The Personal Data entered into the Portfolio remains the property of the Owner. This means that if the hospital where the Owner works terminates their agreement with Reconcept, the Owner will have the opportunity to keep their Personal Data (their Portfolio). The Owner can do this by exporting the Portfolio. Please note: this must take place before the termination of the agreement. Reconcept removes the Personal Data in the Portfolio after termination.
9. Rights of Data Subjects
Data Subjects are those persons to whom the Personal Data relate, for example the learners and supervisors. These Data Subjects have a number of rights based on the GDPR. Reconcept is obliged to uphold those rights. Where possible, Reconcept supports this or Data Subjects can exercise these rights themselves within the application. This includes the following rights:
- The Data Subjects may ask which of their Personal Data Reconcept processes and stores. We are then obliged to provide this information, within the framework of the law.
- The Data Subjects may request that the Personal Data that Reconcept has stored about them be corrected or supplemented.
10. Responsibilities of the Data Subjects
As a Data Subject for the processing of Personal Data, you must meet a number of requirements:
- You must comply with the legal requirements that apply to the processing of Personal Data. This means that you must check whether you are legally entitled to record certain Personal Data. This is not permitted for all Personal Data. For example, you may not store patient data or other sensitive Personal Data.
- You must check whether the Personal Data you want to record is sufficiently protected by the security measures. We have tailored our security policy to the type of data we have described in Article 3 of this privacy statement.

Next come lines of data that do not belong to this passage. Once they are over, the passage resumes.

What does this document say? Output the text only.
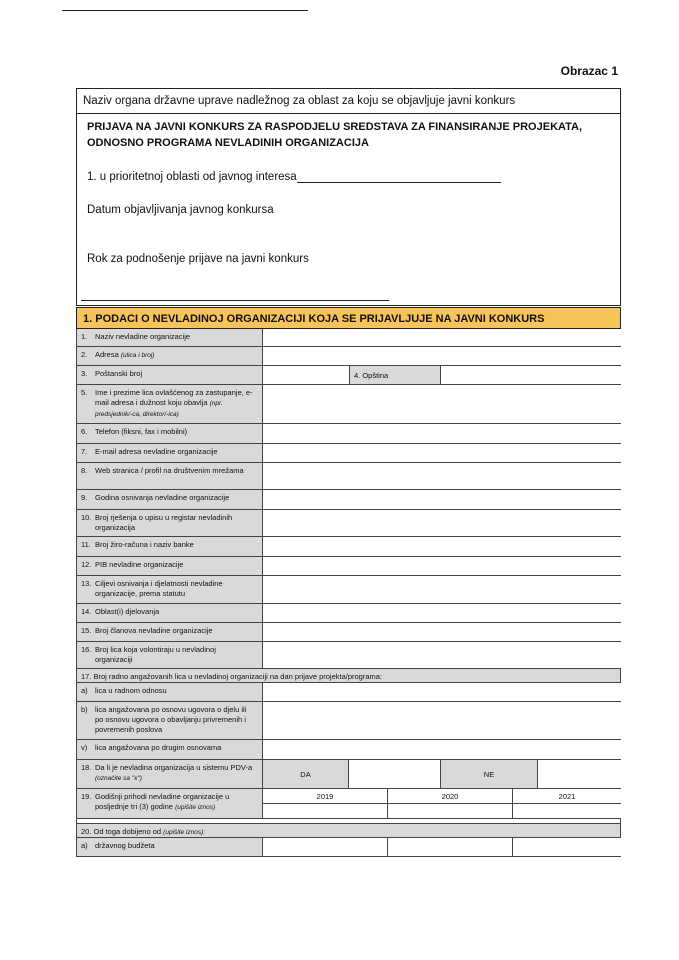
Obrazac 1
Naziv organa državne uprave nadležnog za oblast za koju se objavljuje javni konkurs
PRIJAVA NA JAVNI KONKURS ZA RASPODJELU SREDSTAVA ZA FINANSIRANJE PROJEKATA,
ODNOSNO PROGRAMA NEVLADINIH ORGANIZACIJA
1. u prioritetnoj oblasti od javnog interesa
Datum objavljivanja javnog konkursa
Rok za podnošenje prijave na javni konkurs
1. PODACI O NEVLADINOJ ORGANIZACIJI KOJA SE PRIJAVLJUJE NA JAVNI KONKURS
1. Naziv nevladine organizacije
2. Adresa (ulica i broj)
3. Poštanski broj	4. Opština
5. Ime i prezime lica ovlašćenog za zastupanje, e-mail adresa i dužnost koju obavlja (npr. predsjednik/-ca, direktor/-ica)
6. Telefon (fiksni, fax i mobilni)
7. E-mail adresa nevladine organizacije
8. Web stranica / profil na društvenim mrežama
9. Godina osnivanja nevladine organizacije
10. Broj rješenja o upisu u registar nevladinih organizacija
11. Broj žiro-računa i naziv banke
12. PIB nevladine organizacije
13. Ciljevi osnivanja i djelatnosti nevladine organizacije, prema statutu
14. Oblast(i) djelovanja
15. Broj članova nevladine organizacije
16. Broj lica koja volontiraju u nevladinoj organizaciji
17. Broj radno angažovanih lica u nevladinoj organizaciji na dan prijave projekta/programa:
a) lica u radnom odnosu
b) lica angažovana po osnovu ugovora o djelu ili po osnovu ugovora o obavljanju privremenih i povremenih poslova
v) lica angažovana po drugim osnovama
18. Da li je nevladina organizacija u sistemu PDV-a (označite sa "x")	DA	NE
19. Godišnji prihodi nevladine organizacije u posljednje tri (3) godine (upišite iznos)
2019	2020	2021
20. Od toga dobijeno od (upišite iznos):
a) državnog budžeta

If you want to record another type of data, we cannot guarantee that our security measures are sufficient for this.
- You must secure your account as much as possible. It is important, for example, that you choose a good password and pin code and that you change them regularly.
In case you do not meet these requirements and we are held liable by others for damage caused as a result, this indemnifies us against that liability. Reconcept is only liable for damage that can be attributed to Reconcept. In the event of damage related to the security of Personal Data, Reconcept is not liable if Reconcept can prove that we have taken sufficient technical and organizational security measures, as described in Article 4 of this privacy statement.
11. Disputes & Conflicts
In the event of a dispute, we will do our best to find a solution together with you. If that is not possible, we will submit the dispute to an appropriate court in The Netherlands or – if another court is more appropriate on the basis of the law – to this court.
Feel free to contact us with any questions: firstname.lastname@example.org
This privacy statement came into effect on April 1, 2019.